Cloning an Oracle Home

Do you want a fast way to install Oracle with a standard tnsnames.ora file? The Oracle Universal Installer has a very fast way of cloning an Oracle home. Let me give you the steps.

  1. Archive your current Oracle installation via zip or tar. I tend to archive the directory of the actual home and all files and subdirectories
  2. Have your server setup with the required packages for your Oracle version. It also has to be the same OS. A Linux Oracle install will not work for cloning to Solaris.
  3. Have the dba and oinstall group created and then the oracle user will need to be created and assigned to both groups. Have oracle own the install directory as well.
  4. Create your profile and environment variables. The main ones are ORACLE_BASE and ORACLE_HOME. The Inventory will be created off of your ORACLE_BASE, so set this beforehand if you don’t have an Oracle Inventory.
  5. Upload and extract your Oracle archive.
  6. Use the Oracle installer to link and setup your Oracle installation.
  7. Run orainstRoot.sh and root.sh if required. It will tell you at the end what scripts to run.

Let me give you an overview of step 6 below. Everything else should be self explanatory.

 

[oracle@server ~]$ $ORACLE_HOME/oui/bin/runInstaller -silent -clone ORACLE_HOME=$ORACLE_HOME ORACLE_HOME_NAME="Ora10gR2Client"
Starting Oracle Universal Installer...

No pre-requisite checks found in oraparam.ini, no system pre-requisite checks will be executed.
Preparing to launch Oracle Universal Installer from /u001/OraInstall2009-01-29_06-54-41PM. Please wait ...[oracle@server ~]$ Oracle Universal Installer, Version 10.2.0.1.0 Production
Copyright (C) 1999, 2005, Oracle. All rights reserved.

You can find a log of this install session at:
 /u001/app/oracle/oraInventory/logs/cloneActions2009-01-29_06-54-41PM.log
.................................................................................................... 100% Done.

Installation in progress (Thu Jan 29 18:54:50 GMT 2009)
........................................................................                                                        71% Done.
Install successful

Linking in progress (Thu Jan 29 18:54:53 GMT 2009)
.                                                                72% Done.
Link successful

Setup in progress (Thu Jan 29 18:55:08 GMT 2009)
..................                                              100% Done.
Setup successful

End of install phases.(Thu Jan 29 18:55:10 GMT 2009)
WARNING:A new inventory has been created in this session. However, it has not yet been registered as the central inventory of this system.
To register the new inventory please run the script '/u001/app/oracle/oraInventory/orainstRoot.sh' with root privileges.
If you do not register the inventory, you may not be able to update or patch the products you installed.

The following configuration scripts
/u001/app/oracle/product/10.2/client/root.sh
need to be executed as root for configuring the system.

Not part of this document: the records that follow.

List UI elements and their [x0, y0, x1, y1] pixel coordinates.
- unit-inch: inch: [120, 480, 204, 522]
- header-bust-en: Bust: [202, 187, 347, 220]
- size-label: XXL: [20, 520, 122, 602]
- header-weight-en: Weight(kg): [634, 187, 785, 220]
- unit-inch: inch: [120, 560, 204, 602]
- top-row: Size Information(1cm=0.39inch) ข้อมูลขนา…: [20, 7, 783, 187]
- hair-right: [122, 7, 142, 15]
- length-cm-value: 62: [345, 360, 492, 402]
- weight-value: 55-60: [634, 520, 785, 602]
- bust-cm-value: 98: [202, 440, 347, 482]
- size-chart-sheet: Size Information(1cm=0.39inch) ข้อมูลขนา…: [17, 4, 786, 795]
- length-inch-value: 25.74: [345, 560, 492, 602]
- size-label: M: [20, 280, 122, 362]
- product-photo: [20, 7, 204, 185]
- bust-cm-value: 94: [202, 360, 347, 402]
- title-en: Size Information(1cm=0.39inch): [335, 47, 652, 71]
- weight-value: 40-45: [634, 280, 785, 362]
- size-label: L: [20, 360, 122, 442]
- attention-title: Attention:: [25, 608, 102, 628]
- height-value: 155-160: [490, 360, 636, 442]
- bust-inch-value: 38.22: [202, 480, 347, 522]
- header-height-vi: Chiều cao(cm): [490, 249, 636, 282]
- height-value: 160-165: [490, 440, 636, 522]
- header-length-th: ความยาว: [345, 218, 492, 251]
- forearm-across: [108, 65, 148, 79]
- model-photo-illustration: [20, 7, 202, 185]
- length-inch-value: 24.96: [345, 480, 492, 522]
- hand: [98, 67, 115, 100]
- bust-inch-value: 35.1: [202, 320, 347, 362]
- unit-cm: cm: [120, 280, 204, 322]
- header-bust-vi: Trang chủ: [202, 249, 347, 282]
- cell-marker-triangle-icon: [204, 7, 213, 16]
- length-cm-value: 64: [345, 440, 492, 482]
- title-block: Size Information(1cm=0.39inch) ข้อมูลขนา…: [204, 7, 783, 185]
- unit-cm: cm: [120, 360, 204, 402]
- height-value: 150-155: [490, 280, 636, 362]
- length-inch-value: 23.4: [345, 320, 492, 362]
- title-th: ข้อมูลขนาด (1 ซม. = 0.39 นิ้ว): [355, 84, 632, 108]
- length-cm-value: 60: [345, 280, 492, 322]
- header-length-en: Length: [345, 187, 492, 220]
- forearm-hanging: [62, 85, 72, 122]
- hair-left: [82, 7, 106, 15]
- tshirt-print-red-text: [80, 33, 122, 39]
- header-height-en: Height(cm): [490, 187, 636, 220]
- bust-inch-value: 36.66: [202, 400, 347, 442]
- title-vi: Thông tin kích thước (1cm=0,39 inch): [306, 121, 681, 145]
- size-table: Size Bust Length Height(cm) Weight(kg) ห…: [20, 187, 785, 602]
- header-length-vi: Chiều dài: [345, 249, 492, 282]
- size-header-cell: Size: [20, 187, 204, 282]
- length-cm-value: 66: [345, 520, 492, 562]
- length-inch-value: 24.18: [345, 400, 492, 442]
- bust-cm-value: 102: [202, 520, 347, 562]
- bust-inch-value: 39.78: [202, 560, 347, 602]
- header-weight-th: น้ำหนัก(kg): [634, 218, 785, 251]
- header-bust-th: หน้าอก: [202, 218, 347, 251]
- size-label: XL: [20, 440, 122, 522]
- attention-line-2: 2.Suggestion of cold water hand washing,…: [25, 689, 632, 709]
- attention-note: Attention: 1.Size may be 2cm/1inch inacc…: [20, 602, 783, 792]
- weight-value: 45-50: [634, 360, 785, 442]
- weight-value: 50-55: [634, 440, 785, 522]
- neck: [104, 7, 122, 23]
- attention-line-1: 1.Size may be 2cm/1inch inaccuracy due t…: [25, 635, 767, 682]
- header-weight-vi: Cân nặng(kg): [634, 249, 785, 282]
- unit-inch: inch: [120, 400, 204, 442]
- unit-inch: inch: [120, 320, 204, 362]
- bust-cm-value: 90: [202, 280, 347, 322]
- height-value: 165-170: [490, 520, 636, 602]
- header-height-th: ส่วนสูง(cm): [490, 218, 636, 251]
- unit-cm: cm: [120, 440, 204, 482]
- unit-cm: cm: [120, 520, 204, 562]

The cloning of Ora10gR2Client was successful.
Please check '/u001/app/oracle/oraInventory/logs/cloneActions2009-01-29_06-54-41PM.log' for more details.

[oracle@server ~]$

 

As you can see, it tells you what scripts to run as root. Also, make sure to update your tnsnames.ora if you need something different that what you archived with.

1 Comment »

  1. Michael Yakus said,

    June 3, 2009 @ 12:13 pm

    We’ve been using a similar technique successfully for some time now. We use the OUI and and patching to create a single code tree, a “gold home”, and then cpio/compress it into an archival area (the tar utility can’t handle some of the longer file path names). Then we use these “gold homes” to create code trees everywhere. It became SOP to keep copies by patchset and CPU release and simply migrate databases between them. This ensures consistent configuration management throughout our life-cycle servers (does anyone use that term any more?). We improve the validity of our testing, because even the Oracle binaries are exactly the same (not accounting for OS linked libraries, but we can’t always control those).

    One point to make sure of is that you have installed something, anything, before you can register the new code tree. The first install creates the inventory that the clone script will need. At our shop, the first install to create the inventory is always a throw-away, we always uninstall whatever product was picked.

    An issue that we ran into is that the “gold homes” tended to grow over time as we stacked CPU’s onto the original install. This was quickly solved in a Metalink note that described how to delete obsolete CPU’s.

    The net effect for me personally is that I personally haven’t had to run the OUI on any of my servers for quite some time. The DBA responsible for our code trees has a working knowledge of all the patches that have been needed across the company. It also helps us maintain product licensing compliance by keeping our installs to just the standard set.

    The downside of what we do may be found in Oracle 11g when we want to features that are now licensed like compression. We won’t want to pay for compression on all our servers and if it (or any other really needed product) is a pick on the OUI, having a code tree that is different than the rest puts us back in the same boat we were before.